In a May 22 memo to Councilmembers, Director of Financial Management Mike Killebrew says Council-invited, Mayor-approved negotiated police officer salary increases will consume all currently anticipated structural revenue growth through FY 09...while recruitment efforts and pay incentives haven't produced anticipated reductions in overtime [used by prior management to camouflage officer staffing shortfalls].
Mr. Killebrew's memo says the Police Dept. expects to exceed its FY 07 General Fund budget by nearly $6.7 million (about 4%). "The City Auditor's Office is reviewing Police overtime practices to assist in determining the validity of the underlying assumption that overtime usage should decrease as vacancies decrease," Mr. Killebrew's memo says.
And Mr. Killebrew had some other less than rosy news for Councilmembers who determine City Hall's spending:
"After six months of the fiscal year, overall revenues are trending below target, while expenditures continue to trend higher than budget. With 50 percent of the fiscal year complete, approximately 48.3 percent of anticipated General
Fund revenue has been collected..."
On the other side of the ledger, General Fund expenditures "are expected to come in at 101.1 percent of the adjusted budget, which is $4 .3 million above the adjusted budget which reflects expenditures associated with the second
half of the fiscal year, including salary adjustments and summer programs . The City Manager's Officer has taken proactive measures to address the projected expenditure overage by soliciting recommendations from department directors to contain expenditures where appropriate," Mr. Killebrew says.

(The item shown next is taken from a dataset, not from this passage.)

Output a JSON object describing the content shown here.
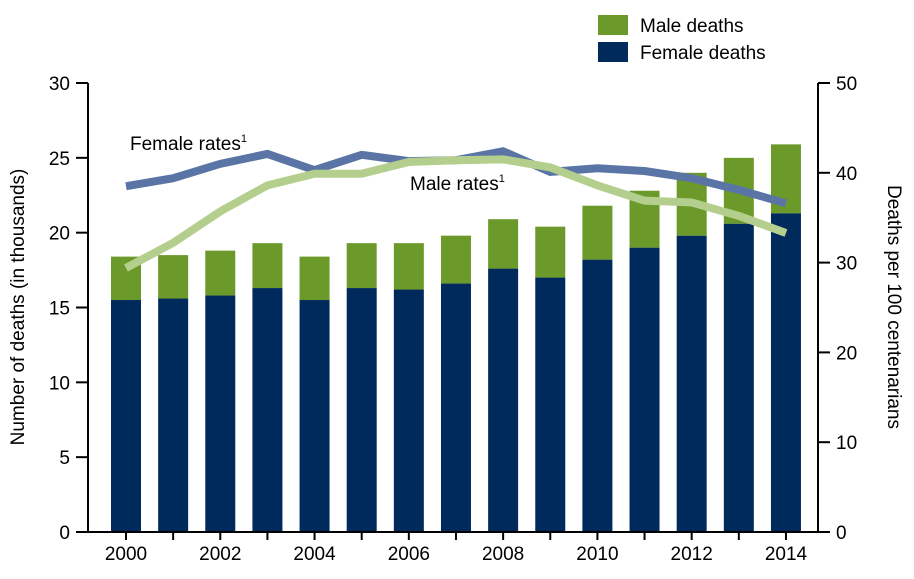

The memo notes that the Council's Budget Oversight Committee (BOC) (chair, DeLong; vice-chair O'Donnell; member B. Lowenthal] began holding monthly meetings to monitor current year budget performance and discuss issues impacting future budgets.
On May 22, the Council referred Mr. Killebrew's memo to its "Budget Oversight Committee" [DeLong (chair), B, Lowenthal, O'Donnell]. At a May 30 Committee meeting, Mr. Killebrew made a presentation paralleling his written report; committe members (mainly DeLong) asked a few questions...and are now sending the report back to the Council without recommendations beyond "receive and file" (take no action).
The immediate past chair of [and catalyst for creating] the Council's Budget Oversight Committee is former 6th district Councilwoman, now-Assemblymember Laura Richardson (D., Carson-LB), one of 17 candidates seeking to succeed the late Congresswoman Juanita Millender-McDonald (D., Carson-LB).
Budget Oversight Committeemember/Vice Mayor Bonnie Lowenthal is expected in 2008 to seek the Assembly seat currently held by Assemblywoman Betty Karnette (D., LB). LB Councilwoman Tonia Reyes Uranga is also an announced candidate for the same Assembly seat.
Mr. Killebrew's memo -- one of the last issued under now-former City Manager Jerry Miller -- concludes:
With General Fund expenditures trending above budget and revenues dipping under budget for
the first half of the fiscal year, and concerns expressed about achieving certain one-time revenues, it is imperative that the City reaffirms its intent to be fiscally prudent for the remaining six months . If spending patterns do not change, the City must be prepared for reallocations of its available resources and curtailment of planned services. Looking to the future, we must not lose sight of the fact that the City must address upcoming employee negotiations, its existing retiree health commitments, the seismic integrity of -City Hall, future costs associated with the . POA labor agreement and critical infrastructure needs, including aging police and fire stations, sidewalks, streets, pipelines and underground storage tanks . These challenges will only be exacerbated if departments cannot provide services at a level commensurate with their City Council approved budgets.